彼が刀の名を呼べば、蒼髪の青年は執務机に立て掛けてあった斬魄刀に戻り、室内は二人きりになる。

その状況に僅かに動揺する自分の心を諌める。

そうか。

動揺、してしまうんだ。

吹っ切れたつもりだったのに。

まだ。


「こっち見ろ」


目の前に来た彼の綺麗な翡翠の瞳を、真っ直ぐ見返す事が出来ない。

見透かされてしまうのでは無いかと、恐ろしくて。


「玲。俺が怖いのか」


彼の口から溢れた悲しげな言葉に、はっと目を見開いた。

拒絶される事を恐れて、相手を恐怖し、拒絶する。

それは、今私がしている事で。

翡翠の瞳が悲しげに揺らぐと胸が酷く締め付けられて。


「ごめん、なさい。

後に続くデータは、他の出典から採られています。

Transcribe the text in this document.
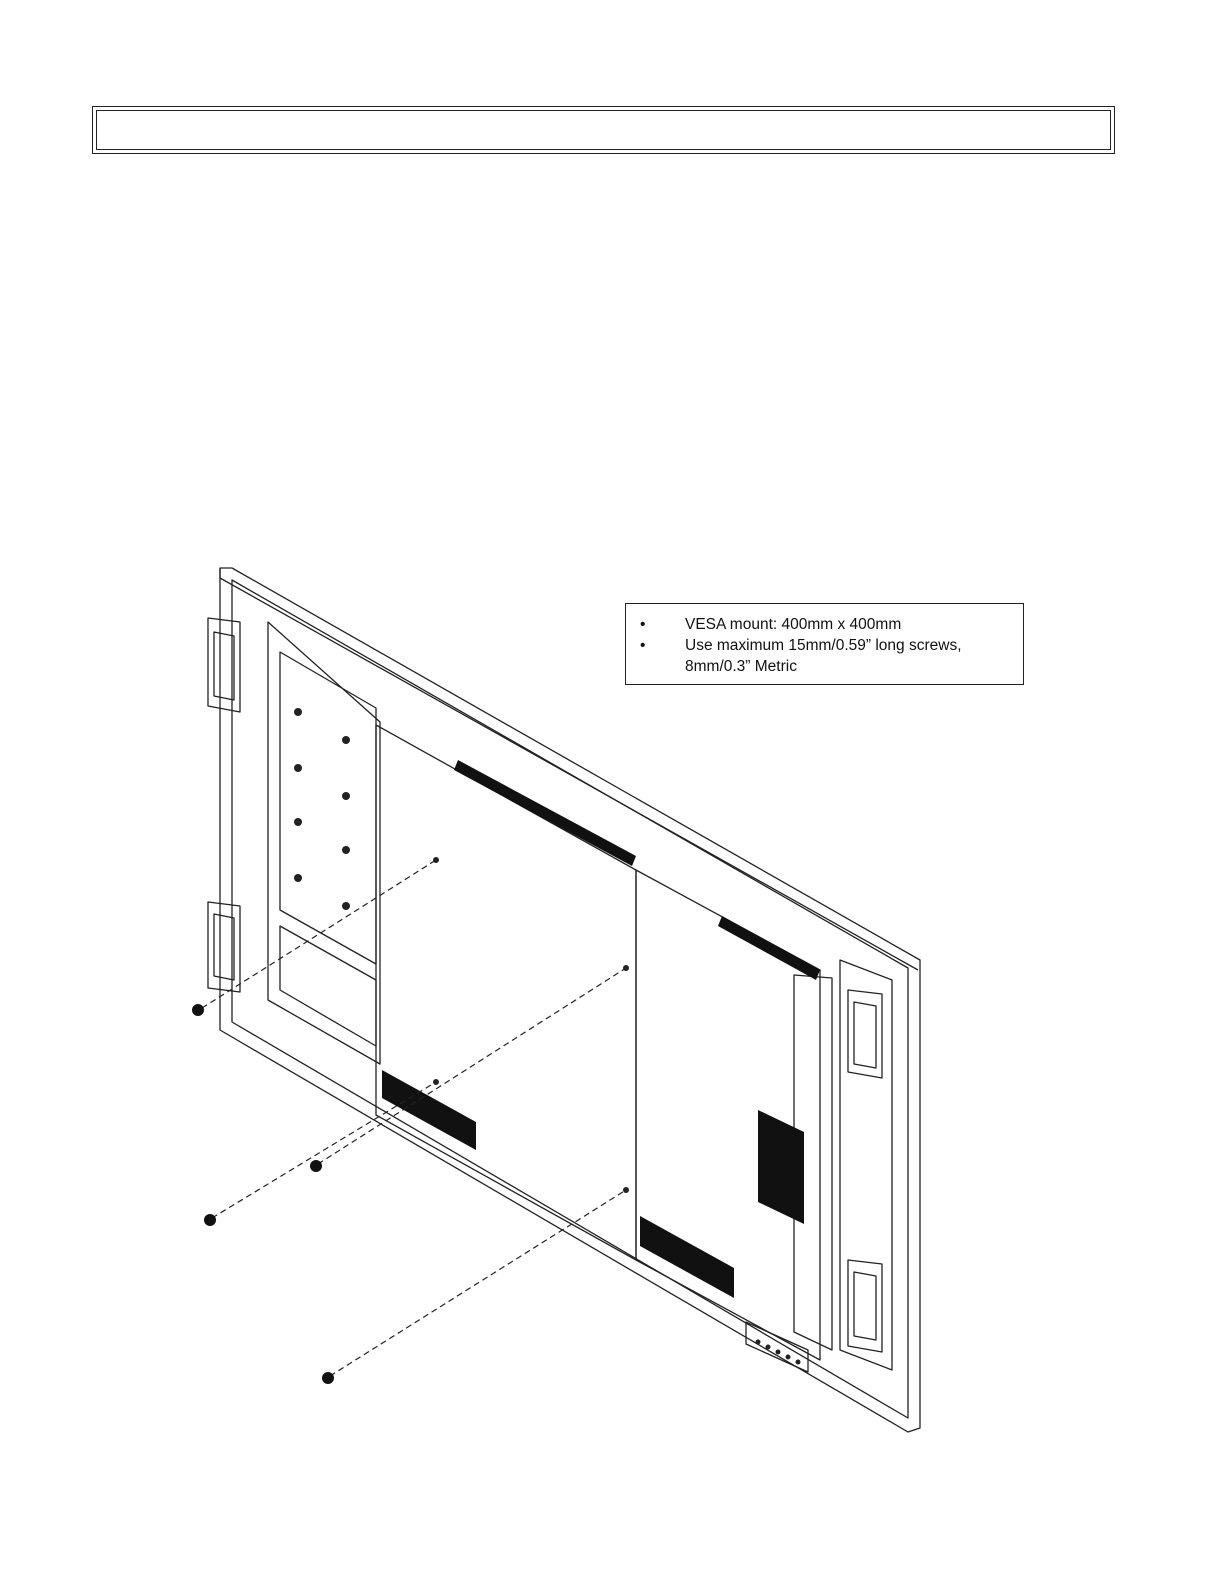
•	VESA mount: 400mm x 400mm
•	Use maximum 15mm/0.59” long screws, 8mm/0.3” Metric
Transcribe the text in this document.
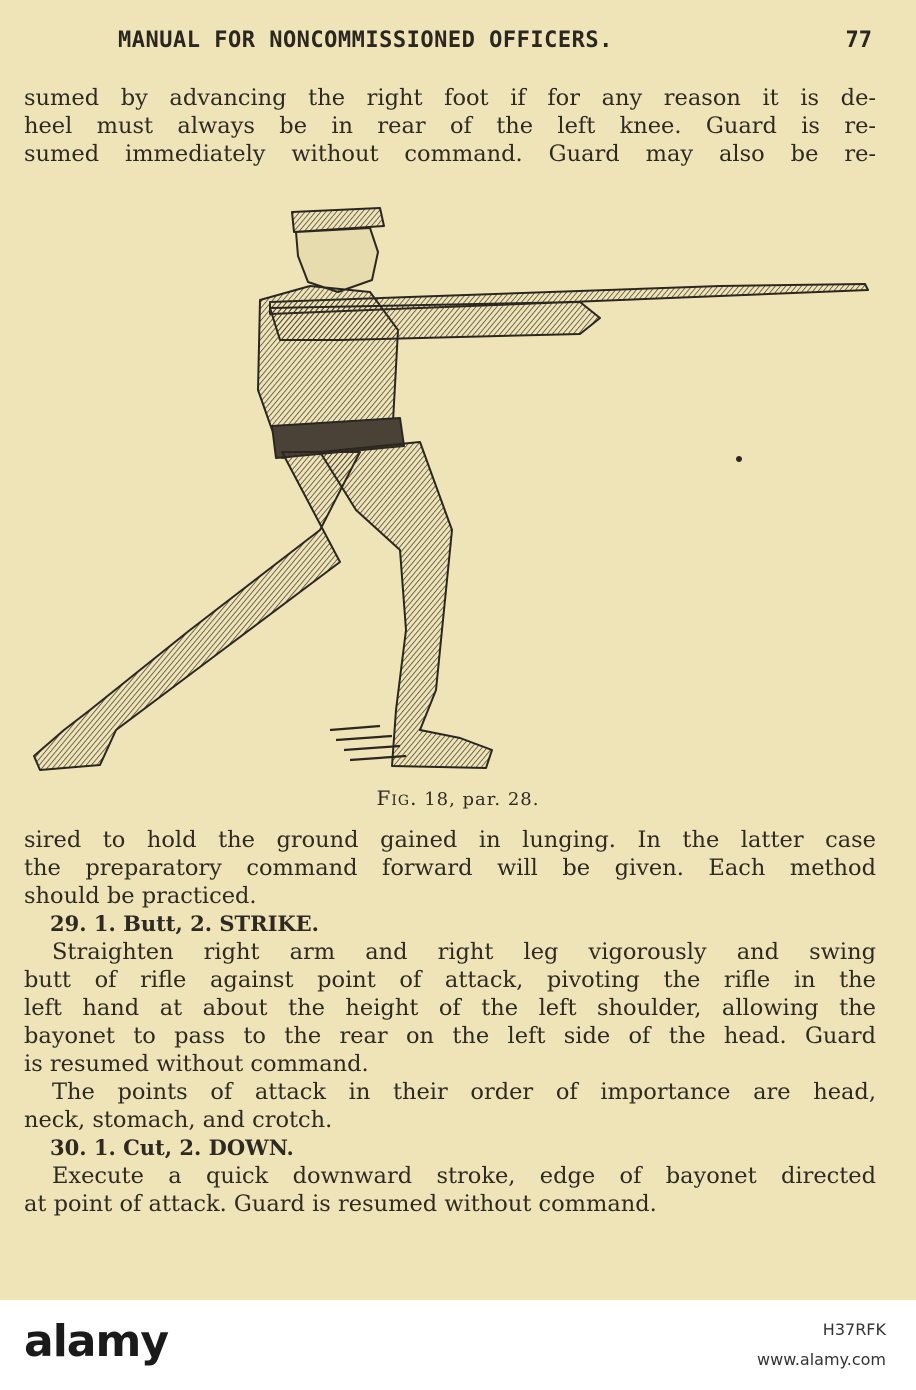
MANUAL FOR NONCOMMISSIONED OFFICERS.	77
sumed by advancing the right foot if for any reason it is de-
heel must always be in rear of the left knee. Guard is re-
sumed immediately without command. Guard may also be re-
Fig. 18, par. 28.
sired to hold the ground gained in lunging. In the latter case
the preparatory command forward will be given. Each method
should be practiced.
29. 1. Butt, 2. STRIKE.
Straighten right arm and right leg vigorously and swing
butt of rifle against point of attack, pivoting the rifle in the
left hand at about the height of the left shoulder, allowing the
bayonet to pass to the rear on the left side of the head. Guard
is resumed without command.
The points of attack in their order of importance are head,
neck, stomach, and crotch.
30. 1. Cut, 2. DOWN.
Execute a quick downward stroke, edge of bayonet directed
at point of attack. Guard is resumed without command.
alamy	H37RFK
www.alamy.com
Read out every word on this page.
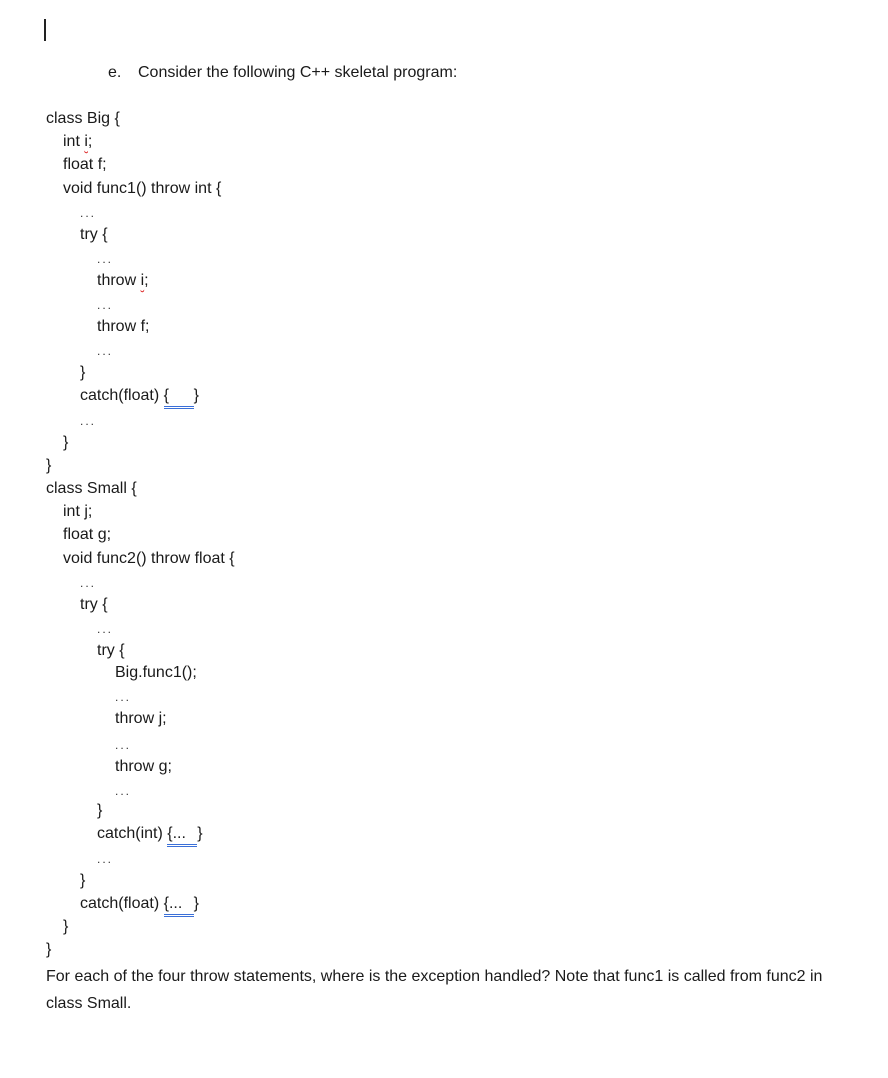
e. Consider the following C++ skeletal program:
class Big {
int i;
float f;
void func1() throw int {
...
try {
...
throw i;
...
throw f;
...
}
catch(float) { }
...
}
}
class Small {
int j;
float g;
void func2() throw float {
...
try {
...
try {
Big.func1();
...
throw j;
...
throw g;
...
}
catch(int) {... }
...
}
catch(float) {... }
}
}
For each of the four throw statements, where is the exception handled? Note that func1 is called from func2 in class Small.
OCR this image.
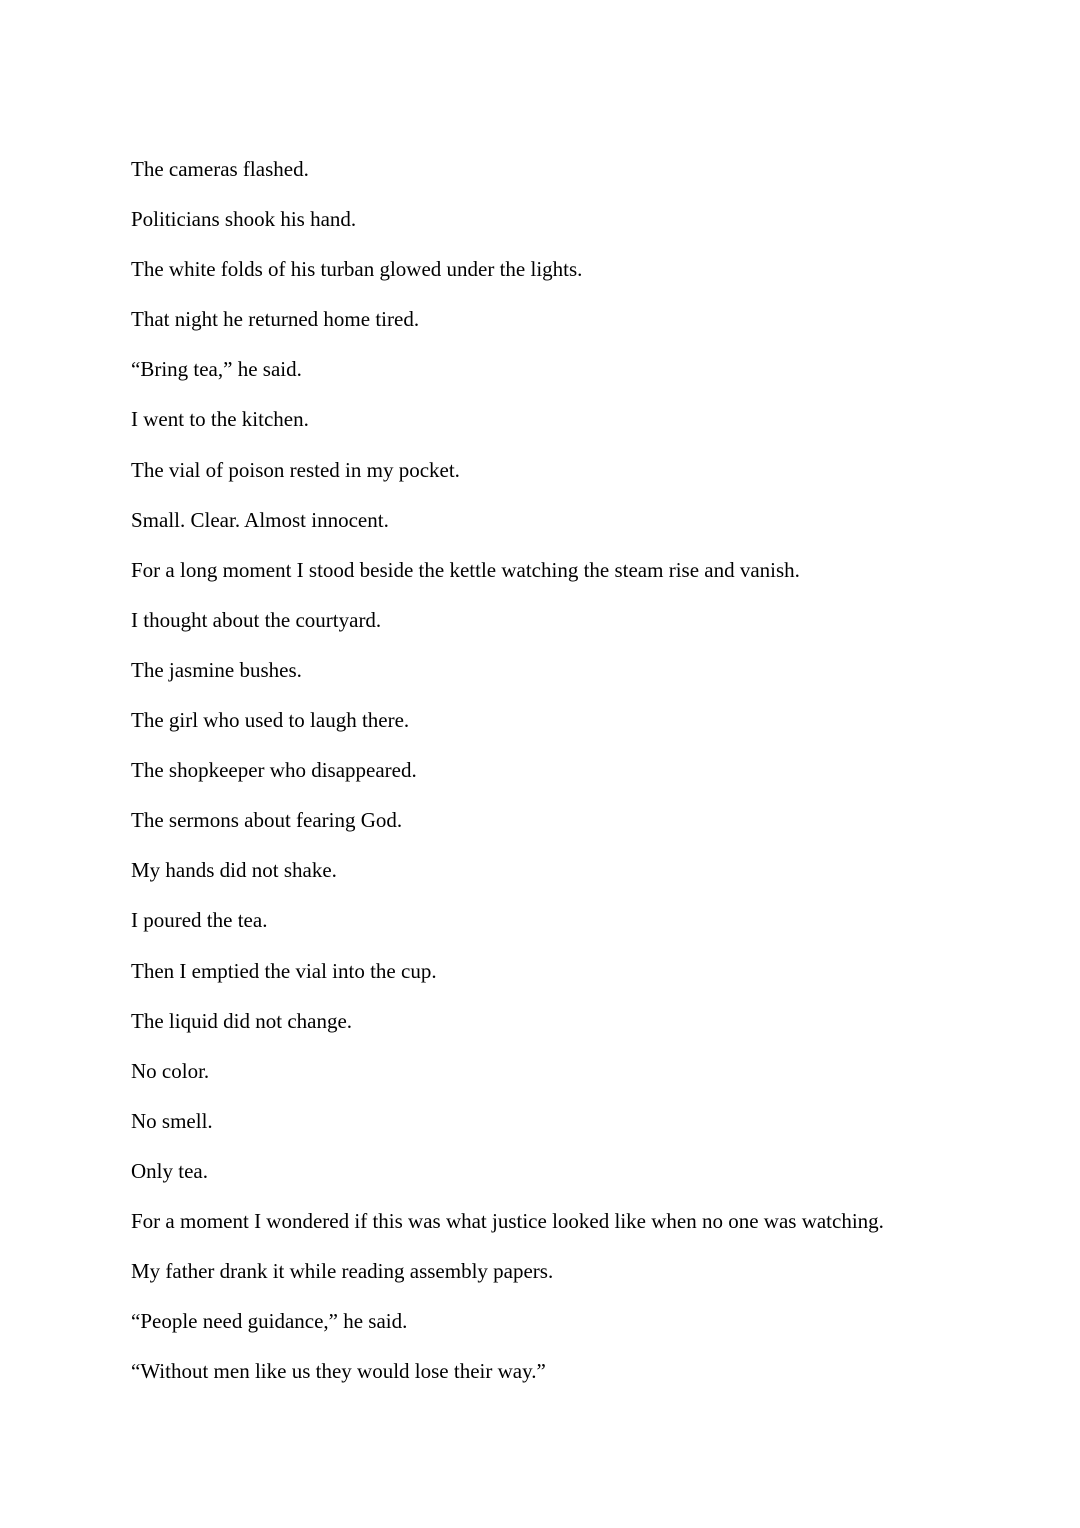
The cameras flashed.

Politicians shook his hand.

The white folds of his turban glowed under the lights.

That night he returned home tired.

“Bring tea,” he said.

I went to the kitchen.

The vial of poison rested in my pocket.

Small. Clear. Almost innocent.

For a long moment I stood beside the kettle watching the steam rise and vanish.

I thought about the courtyard.

The jasmine bushes.

The girl who used to laugh there.

The shopkeeper who disappeared.

The sermons about fearing God.

My hands did not shake.

I poured the tea.

Then I emptied the vial into the cup.

The liquid did not change.

No color.

No smell.

Only tea.

For a moment I wondered if this was what justice looked like when no one was watching.

My father drank it while reading assembly papers.

“People need guidance,” he said.

“Without men like us they would lose their way.”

私、弱くて。冬獅郎が、欲しい言葉一つ…言えない。まだ、終わって…ないから…」


以前よりずっと強い力で引き寄せられて。

強く、抱き締められる。


「馬鹿か。俺はお前に気持ちを押し付けるつもりはねぇよ」


「…うん」


「優し過ぎるのも、残酷だって事、分かってんのか」


「うん、そうだね…」


落ちて来る口付けは甘くて、優しかった。

それすら胸の痛みを生む。

このままじゃ、駄目なんだ。

全てを変えなきゃ、駄目、なんだ…。